Monday, October 18, 2010

#162 - *BUT THE BEAUTY

For so many years I looked at this place – the White Mountains of new Hampshire, the summer towns, Franconia and Sugar hill – the summer families who had always been there – looked at it just as if it was something set in place that could not be much tinkered with - even though I saw plenty wrong. I started going there in infancy. My first memory is one of threatening violence, not actually in the White Mountains, this first memory, but on the way up on a single track rail line built to bring vacationers. I am riding in a Pullman car in which you could smell the coal smoke from a black iron steam engine, and the smoke smell that might blend with the balsam smell from the pine trees all around outside – but on that train, in that drawing room, which was an outsize compartment at one end of a Pullman car, something horrible had happened. I was almost pre-verbal, not quite two years old, but the scene is there in my mind still, the despair of the mother, her head on a table, the sounds of the grandmother, the wailing of my brother peter, and another smell that cut through the coal smoke and the balsam. Many years later when I finally went back in like an obsessed detective I realized years the smell was of fresh blood. Realized

That scene on the train always there even as I looked for so long at that part of the world almost uncritically. Not completely uncritically. I was able early to separate far enough to be furious maybe about the area’s anti-Semitism. When a car stopped our grandfather on his walk and a nice looking couple asked for directions to a hotel he told them there were no hotels in the region. Furious. We were right at the turnoff to the Sunset Hill House. But when I objected, at the age ten then, he took me on another walk to explain that this was the way things should be. You have to watch these people, he said, for a Jewish fellow will work harder than anyone else and take some other fellow’s job away from him.

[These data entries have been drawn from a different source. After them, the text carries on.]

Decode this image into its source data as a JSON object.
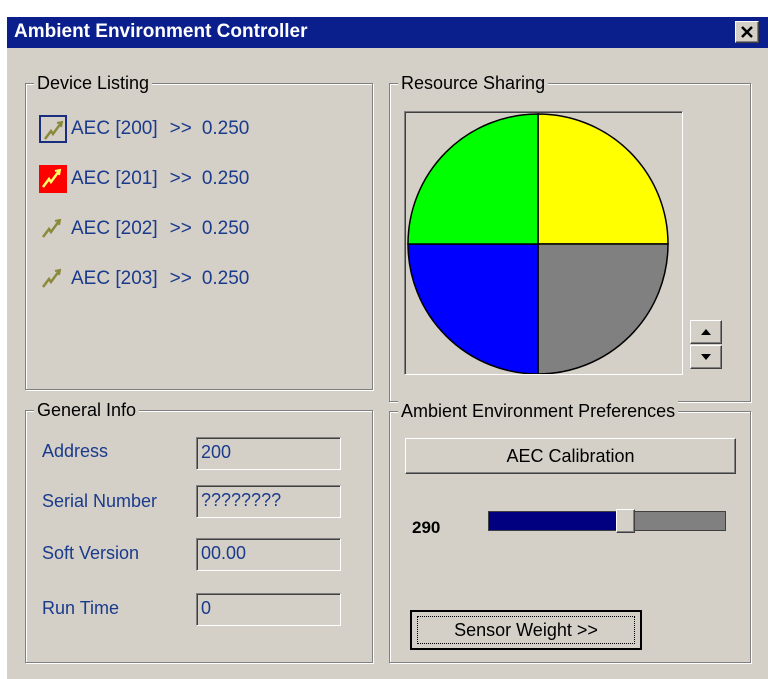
{
  "window": {
    "title": "Ambient Environment Controller",
    "close_label": "✕"
  },
  "device_listing": {
    "title": "Device Listing",
    "devices": [
      {
        "name": "AEC [200]",
        "arrow": ">>",
        "value": "0.250",
        "state": "selected"
      },
      {
        "name": "AEC [201]",
        "arrow": ">>",
        "value": "0.250",
        "state": "alert"
      },
      {
        "name": "AEC [202]",
        "arrow": ">>",
        "value": "0.250",
        "state": "normal"
      },
      {
        "name": "AEC [203]",
        "arrow": ">>",
        "value": "0.250",
        "state": "normal"
      }
    ]
  },
  "resource_sharing": {
    "title": "Resource Sharing",
    "spin_up_label": "▲",
    "spin_down_label": "▼"
  },
  "chart_data": {
    "type": "pie",
    "slices": [
      {
        "value": 25,
        "color": "#ffff00"
      },
      {
        "value": 25,
        "color": "#808080"
      },
      {
        "value": 25,
        "color": "#0000ff"
      },
      {
        "value": 25,
        "color": "#00ff00"
      }
    ]
  },
  "general_info": {
    "title": "General Info",
    "fields": [
      {
        "label": "Address",
        "value": "200"
      },
      {
        "label": "Serial Number",
        "value": "????????"
      },
      {
        "label": "Soft Version",
        "value": "00.00"
      },
      {
        "label": "Run Time",
        "value": "0"
      }
    ]
  },
  "preferences": {
    "title": "Ambient Environment Preferences",
    "calibration_button": "AEC Calibration",
    "slider_value": "290",
    "slider_fraction": 0.58,
    "sensor_weight_button": "Sensor Weight >>"
  },
  "colors": {
    "title_bar": "#0a1e8c",
    "window_bg": "#d4d0c8",
    "label_text": "#1a3a8c",
    "slider_fill": "#000080"
  }
}
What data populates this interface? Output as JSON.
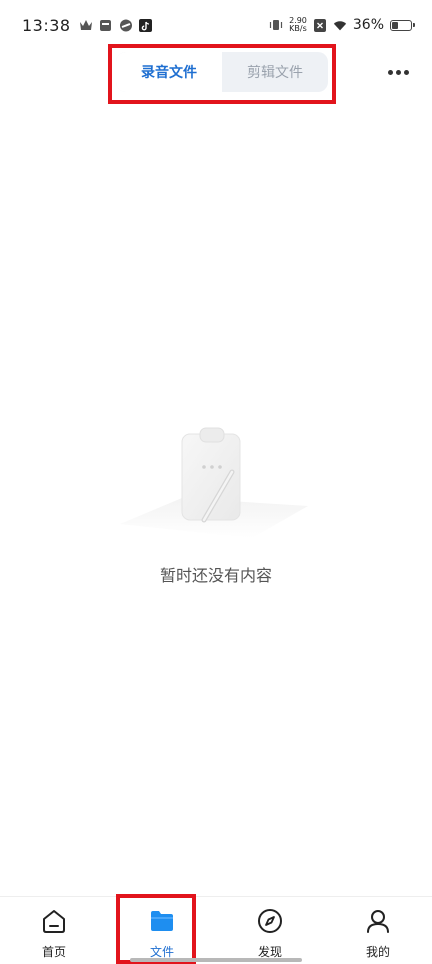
{
  "status_bar": {
    "time": "13:38",
    "speed_value": "2.90",
    "speed_unit": "KB/s",
    "battery_text": "36%",
    "battery_level": 0.36
  },
  "tabs": {
    "items": [
      {
        "label": "录音文件",
        "active": true
      },
      {
        "label": "剪辑文件",
        "active": false
      }
    ]
  },
  "header": {
    "more_icon": "more-horizontal-icon"
  },
  "empty_state": {
    "text": "暂时还没有内容",
    "icon": "empty-clipboard-illustration"
  },
  "bottom_nav": {
    "items": [
      {
        "label": "首页",
        "icon": "home-icon",
        "active": false
      },
      {
        "label": "文件",
        "icon": "folder-icon",
        "active": true
      },
      {
        "label": "发现",
        "icon": "compass-icon",
        "active": false
      },
      {
        "label": "我的",
        "icon": "user-icon",
        "active": false
      }
    ]
  },
  "colors": {
    "accent": "#1f6fd1",
    "highlight": "#e2141c"
  }
}
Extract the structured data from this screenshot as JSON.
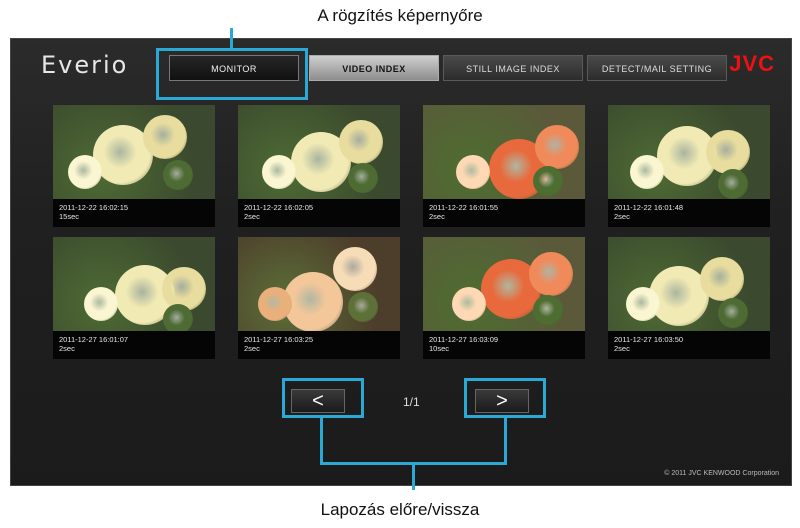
{
  "annotations": {
    "top": "A rögzítés képernyőre",
    "bottom": "Lapozás előre/vissza"
  },
  "header": {
    "brand": "Everio",
    "logo": "JVC",
    "tabs": [
      {
        "label": "MONITOR"
      },
      {
        "label": "VIDEO INDEX"
      },
      {
        "label": "STILL IMAGE INDEX"
      },
      {
        "label": "DETECT/MAIL SETTING"
      }
    ]
  },
  "thumbnails": [
    {
      "datetime": "2011-12-22 16:02:15",
      "duration": "15sec",
      "palette": "cream"
    },
    {
      "datetime": "2011-12-22 16:02:05",
      "duration": "2sec",
      "palette": "cream"
    },
    {
      "datetime": "2011-12-22 16:01:55",
      "duration": "2sec",
      "palette": "coral"
    },
    {
      "datetime": "2011-12-22 16:01:48",
      "duration": "2sec",
      "palette": "cream"
    },
    {
      "datetime": "2011-12-27 16:01:07",
      "duration": "2sec",
      "palette": "cream"
    },
    {
      "datetime": "2011-12-27 16:03:25",
      "duration": "2sec",
      "palette": "peach"
    },
    {
      "datetime": "2011-12-27 16:03:09",
      "duration": "10sec",
      "palette": "coral"
    },
    {
      "datetime": "2011-12-27 16:03:50",
      "duration": "2sec",
      "palette": "cream"
    }
  ],
  "pager": {
    "prev_label": "<",
    "next_label": ">",
    "page": "1/1"
  },
  "footer": {
    "copyright": "© 2011 JVC KENWOOD Corporation"
  },
  "colors": {
    "highlight": "#2aa8d6",
    "logo": "#e11111"
  }
}
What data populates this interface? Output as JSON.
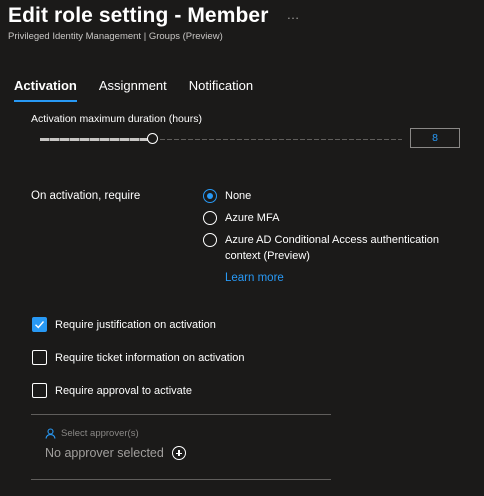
{
  "header": {
    "title": "Edit role setting - Member",
    "more_icon": "…",
    "subtitle": "Privileged Identity Management | Groups (Preview)"
  },
  "tabs": [
    {
      "label": "Activation",
      "active": true
    },
    {
      "label": "Assignment",
      "active": false
    },
    {
      "label": "Notification",
      "active": false
    }
  ],
  "activation": {
    "duration_label": "Activation maximum duration (hours)",
    "duration_value": "8",
    "require_label": "On activation, require",
    "options": [
      {
        "label": "None",
        "selected": true
      },
      {
        "label": "Azure MFA",
        "selected": false
      },
      {
        "label": "Azure AD Conditional Access authentication context (Preview)",
        "selected": false
      }
    ],
    "learn_more": "Learn more",
    "checkboxes": [
      {
        "label": "Require justification on activation",
        "checked": true
      },
      {
        "label": "Require ticket information on activation",
        "checked": false
      },
      {
        "label": "Require approval to activate",
        "checked": false
      }
    ],
    "approver_label": "Select approver(s)",
    "approver_value": "No approver selected"
  },
  "colors": {
    "accent": "#2899f5",
    "background": "#1b1a19"
  }
}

The unforgivable bigotry and the snobbery. Yes I was often furious even in this time I remember as a time when I was relatively unquestioning in my mind, though the questions were there, and in this new time of exploration I had spoken about how these people of my family past people should be prosecuted. But also always in my mind, whether there or not, was this haunting sense of the beauty of the place. These mountains laid out in the summer people’s principal view, form the Sunset Hill House and all the old time summer people’s places. Especially from White Pines, which was reached through pine woods by a very long twisting driveway on which you had to keep honking in case someone was coming the other way. And when you reached that house you had the best view of all: out to more woods and to the distant mountains, a view that did not have a sign of a living creature in it if you did not count one place in one of the bigger mountains where for just an instant a cable car would be silhouetted against the sky. The mountains rising at Lafayette to where only scrub pine could live.

These White Mountains that sometimes seemed warm , and sometimes gray and black, and are part pure granite and scarred by avalanches.

And yet such beauty. Even a rosy orange hue sometimes when at the end of a clear day the setting sun plays on them.

The sunset seen from a once perfect place, though in this year 1986 when I got to my own story, not the stories the summer people told, not the stories my novelist grandfather wrote, not the versions of my twin brother – but my own view from this once perfect place, the place where I began to see the possibilities of a life, and where I was mysteriously popular, and fell in love with girls and nature – though in this year 1986 so much of what I saw and felt is mingled with white hot anger.

I thought also in the past that it was something wrong with me that made me see death so clearly in that beautiful summer place, but when I began to look only with my own eyes I knew that among much else it had not been a place safe for children of any age.